For instance, in the given exercise, the velocity function is provided as \(v_{x} = (50.0 t - 2.0 t^{3}) \frac{m}{s}\). Analyzing this function, we can observe that the velocity depends on time in a non-linear way. The term involving \(t^{3}\) suggests that the velocity will change depending on the cube of time, indicative of a more complex motion than simple linear motion.

To understand how this velocity affects the particle's movement, one needs to consider both the direction and the magnitude. A positive velocity implies forward movement, while a negative value suggests reversal. The point where velocity is zero is often of particular interest as it can represent a change in direction or a momentary pause in motion, which, as seen in this case, can help determine the time of the maximum positive displacement. This point is crucial to find before calculating the position function through integration or the acceleration from the derivative of the velocity function.

Position Function Integration

Once the velocity-time function is known, the position of the particle as a function of time can be ascertained through integration. Physically, integrating velocity with respect to time gives us the displacement, which when plotted alongside time, provides what is known as the position-time function or simply the position function, usually denoted by \(x(t)\).

In the context of our exercise, integrating the velocity function \(v_{x} = (50.0 t - 2.0 t^{3}) \frac{m}{s}\) with respect to time yields the position function \(x(t) = 25t^2 - \frac{1}{2}t^4 + C\) where \(C\) represents the integration constant. This constant agrees with the initial condition of the particle’s motion, which here is assumed to be starting from rest at the origin, thus setting \(C\) to zero.

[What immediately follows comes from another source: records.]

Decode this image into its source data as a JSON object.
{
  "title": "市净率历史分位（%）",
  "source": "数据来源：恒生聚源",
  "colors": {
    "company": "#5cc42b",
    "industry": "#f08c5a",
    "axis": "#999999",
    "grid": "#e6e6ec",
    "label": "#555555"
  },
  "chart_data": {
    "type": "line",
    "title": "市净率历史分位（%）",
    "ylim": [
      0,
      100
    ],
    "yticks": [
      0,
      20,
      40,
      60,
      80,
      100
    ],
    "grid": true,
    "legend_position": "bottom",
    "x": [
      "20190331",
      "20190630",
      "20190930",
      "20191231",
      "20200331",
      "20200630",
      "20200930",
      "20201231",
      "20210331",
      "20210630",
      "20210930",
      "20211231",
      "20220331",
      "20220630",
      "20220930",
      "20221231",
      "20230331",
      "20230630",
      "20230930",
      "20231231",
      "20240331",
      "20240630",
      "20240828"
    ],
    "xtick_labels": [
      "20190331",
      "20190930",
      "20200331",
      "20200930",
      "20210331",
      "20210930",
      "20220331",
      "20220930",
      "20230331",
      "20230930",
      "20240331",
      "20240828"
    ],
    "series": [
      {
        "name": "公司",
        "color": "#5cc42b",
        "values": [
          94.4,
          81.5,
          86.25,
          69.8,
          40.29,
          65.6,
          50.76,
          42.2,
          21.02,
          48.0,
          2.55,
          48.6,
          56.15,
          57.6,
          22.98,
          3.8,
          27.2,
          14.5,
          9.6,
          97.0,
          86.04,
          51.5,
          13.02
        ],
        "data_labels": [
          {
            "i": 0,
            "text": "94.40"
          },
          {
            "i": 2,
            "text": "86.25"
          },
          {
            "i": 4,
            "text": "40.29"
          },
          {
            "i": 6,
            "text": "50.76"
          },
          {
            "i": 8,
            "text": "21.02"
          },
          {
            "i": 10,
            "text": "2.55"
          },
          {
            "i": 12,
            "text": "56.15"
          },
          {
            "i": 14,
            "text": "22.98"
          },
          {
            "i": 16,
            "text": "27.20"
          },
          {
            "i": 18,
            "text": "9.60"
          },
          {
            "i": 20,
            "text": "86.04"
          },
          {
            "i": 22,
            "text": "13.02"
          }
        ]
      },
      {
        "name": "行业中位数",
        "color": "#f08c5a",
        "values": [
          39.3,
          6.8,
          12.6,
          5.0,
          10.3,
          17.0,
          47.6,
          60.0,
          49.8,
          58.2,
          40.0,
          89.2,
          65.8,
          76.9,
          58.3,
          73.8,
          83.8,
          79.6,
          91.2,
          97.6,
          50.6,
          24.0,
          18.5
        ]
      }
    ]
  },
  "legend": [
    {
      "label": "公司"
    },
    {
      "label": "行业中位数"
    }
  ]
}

This integrated position function is key in understanding the trajectory of the particle throughout its motion. If a student struggles with the concept of integrating the velocity function to find the position, one should look at it as a way of accumulating the distance travelled over time, piece by piece, with each small interval of time providing a tiny segment of the overall trajectory.

Acceleration Calculation

Acceleration is fundamentally the rate of change of velocity with respect to time, and it communicates how quickly the velocity of a particle is changing. It can be calculated by differentiating the velocity function, notated as \(a(t)\) or simply \(a\) when time is implicit.

By differentiating the provided velocity function \(v_{x} = (50.0 t - 2.0 t^{3}) \frac{m}{s}\), one obtains the acceleration as \(a_x = \frac{dv_x}{dt} = 50 - 6t^2 \frac{m}{s^2}\). This indicates that the acceleration is not constant but depends on the square of time, denoting a non-uniformly accelerated motion.

When seeking the acceleration at the time of maximum displacement, as in the exercise, it is essential to previously ascertain this particular time. After finding the time (which is when the velocity function equals zero, implying no change in displacement at that moment), the acceleration can be evaluated to provide a crucial insight into the behavior of the particle at that specific phase of its motion. Any student facing difficulties with this concept can imagine acceleration as a snapshot of how swiftly the particle's speed is increasing or decreasing at a specific moment in time.